Here are some topics for a team conversation or maybe for 1-2-1 check-ins.
- Consider “in your shoes” sessions with staff. What does a good day with me look like? What does a bad day look like? How can we have more good days together?
- What’s our mutual understanding? What am I getting? What are you getting?
- What is our collective sense of purpose? Where does our individual sense of purpose overlap?
- Reflect on “what does a good day for me look like?” How does it look for each of you?
- “Here’s what I’ve understood. What have I missed?”
- “If something isn’t working, tell me and then let’s talk about it.”
- “Tell me what’s gone well and what I could do better.”
- “Are you getting what you need from me and if not, what do you need?”
For more on Impact Intended and Impact Felt and Future Engage Deliver, see Leadership Plain and Simple by Steve Radcliffe, edited by Anthony Landale.
Are we working too hard? Flow, pace, tilt
Perhaps it is counter intuitive but there is plenty of evidence to suggest that our maximum productivity and strategic edge come, not from working as fast and hard as possible but, from balancing and pacing our lives. See also five ways to wellbeing.
Are you working ‘in flow’ or ‘at pace’ or ‘on tilt’?
In flow
A ‘flow’ state (also known as being ‘in the zone’) is the mental and physical state of operation in which a person performing an activity is fully immersed in a feeling of energised focus, full involvement, and enjoyment in the process of the activity. Flow is characterised by complete absorption in what one does, and a resulting loss in one's sense of space and time.
It is not usually possible to remain in a flow state for long periods but it is possible to develop a continuous practice of repeated use of flow in sports, music or work, etc. Flow states can be highly productive, effective and creative.
At pace
When you are working ‘at pace’, you are working hard and fast for good reasons. There may be a crisis of some sort, a series of rapid external deadlines or continuous or increasing delivery pressures.
You are aware of your overarching strategic purpose.
You have built in ‘team time’ that allows the team to talk about purpose, personal motivation and emotions, as well as practicalities and tactics. Your secret weapon is the diversity on your team; everyone is appreciated for their unique talents, and you use ‘bird table’ or other mechanisms to ensure that you are all well informed and focused on the right tasks. Everyone is comfortable to ask for help. You work together to ensure that each individual has built in personal recovery time between bouts of ‘full on’ engagement and you use re-entry after recovery (holidays, training courses, etc.) as an opportunity to spot and act on improvement opportunities.
On tilt
Everything is going very fast! You are beginning to feel out of control, or you may have for some time. There are self-imposed and external deadlines, but it is hard to tell which are which. The goal posts seem to move around. You cannot remember the last time you discussed your purpose or strategic aims.
No one is asking you how you really are, and you haven’t got time to ask anyone else. Delivery pressures are continuous and increasing with no time to assess your progress. Introducing short spacious and caring practices could make a big difference, but it is hard to see how to fit these in.
Summary
As long as you have built in reflective periods and learning time, ‘in flow’ or ‘at pace’ are likely to see you succeed. ‘On tilt’ will always hold you back from your best results.

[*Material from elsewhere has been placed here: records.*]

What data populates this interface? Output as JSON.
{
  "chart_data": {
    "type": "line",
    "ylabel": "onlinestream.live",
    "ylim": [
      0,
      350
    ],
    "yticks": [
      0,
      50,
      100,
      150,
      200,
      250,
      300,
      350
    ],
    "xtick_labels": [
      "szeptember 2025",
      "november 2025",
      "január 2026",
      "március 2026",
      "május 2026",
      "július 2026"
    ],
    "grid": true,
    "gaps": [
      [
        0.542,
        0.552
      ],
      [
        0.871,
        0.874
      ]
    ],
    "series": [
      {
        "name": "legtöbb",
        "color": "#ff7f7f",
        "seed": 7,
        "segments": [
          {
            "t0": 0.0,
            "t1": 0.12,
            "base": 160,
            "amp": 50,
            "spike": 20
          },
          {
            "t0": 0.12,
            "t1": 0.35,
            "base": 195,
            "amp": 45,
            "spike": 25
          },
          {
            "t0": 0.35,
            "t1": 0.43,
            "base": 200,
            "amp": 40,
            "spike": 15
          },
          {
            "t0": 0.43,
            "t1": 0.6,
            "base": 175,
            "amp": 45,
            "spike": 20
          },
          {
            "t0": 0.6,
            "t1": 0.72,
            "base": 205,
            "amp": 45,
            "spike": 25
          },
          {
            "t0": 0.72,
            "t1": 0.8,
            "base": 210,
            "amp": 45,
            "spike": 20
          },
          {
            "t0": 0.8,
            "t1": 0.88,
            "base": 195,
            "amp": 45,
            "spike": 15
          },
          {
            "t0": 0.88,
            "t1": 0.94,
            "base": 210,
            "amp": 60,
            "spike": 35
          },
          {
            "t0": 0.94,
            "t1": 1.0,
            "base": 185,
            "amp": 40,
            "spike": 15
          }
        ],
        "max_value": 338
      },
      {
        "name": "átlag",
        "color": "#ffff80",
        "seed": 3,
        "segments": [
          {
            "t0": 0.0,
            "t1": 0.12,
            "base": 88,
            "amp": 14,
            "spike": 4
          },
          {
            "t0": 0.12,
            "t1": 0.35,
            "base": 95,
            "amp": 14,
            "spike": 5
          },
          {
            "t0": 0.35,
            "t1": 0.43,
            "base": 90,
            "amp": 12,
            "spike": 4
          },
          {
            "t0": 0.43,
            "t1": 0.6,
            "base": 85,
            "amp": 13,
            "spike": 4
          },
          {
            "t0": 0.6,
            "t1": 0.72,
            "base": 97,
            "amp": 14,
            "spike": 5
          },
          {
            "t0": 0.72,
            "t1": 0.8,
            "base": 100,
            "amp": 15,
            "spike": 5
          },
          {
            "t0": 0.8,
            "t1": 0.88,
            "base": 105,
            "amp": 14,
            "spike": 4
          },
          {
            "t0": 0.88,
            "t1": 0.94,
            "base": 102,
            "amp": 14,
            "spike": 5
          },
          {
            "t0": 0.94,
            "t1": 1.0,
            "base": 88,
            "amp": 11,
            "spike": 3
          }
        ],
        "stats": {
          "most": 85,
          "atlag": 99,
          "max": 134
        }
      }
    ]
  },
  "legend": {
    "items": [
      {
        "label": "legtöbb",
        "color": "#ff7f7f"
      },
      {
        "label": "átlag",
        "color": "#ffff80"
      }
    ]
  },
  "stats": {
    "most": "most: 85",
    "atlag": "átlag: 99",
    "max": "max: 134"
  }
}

It is possible to shift between these states.
What can you do to shift your working patterns from tilt to pace to flow?
Afterthought
What would happen if every moment where you felt resistance to the work at hand or weren’t in the flow, you put your pen down, closed your laptop, and meditated?
What if you made it your priority to listen to your intuition and reconsider before continuing? What if this were policy? And everyone did it? What if it were the norm to say: “I really feel this isn’t the best use of my energy”?
How can we enable the people of Wales to use their strengths and energy well? How can we encourage good collaboration where people do what they enjoy doing and do it well, continuously learning and providing their flow in service to others?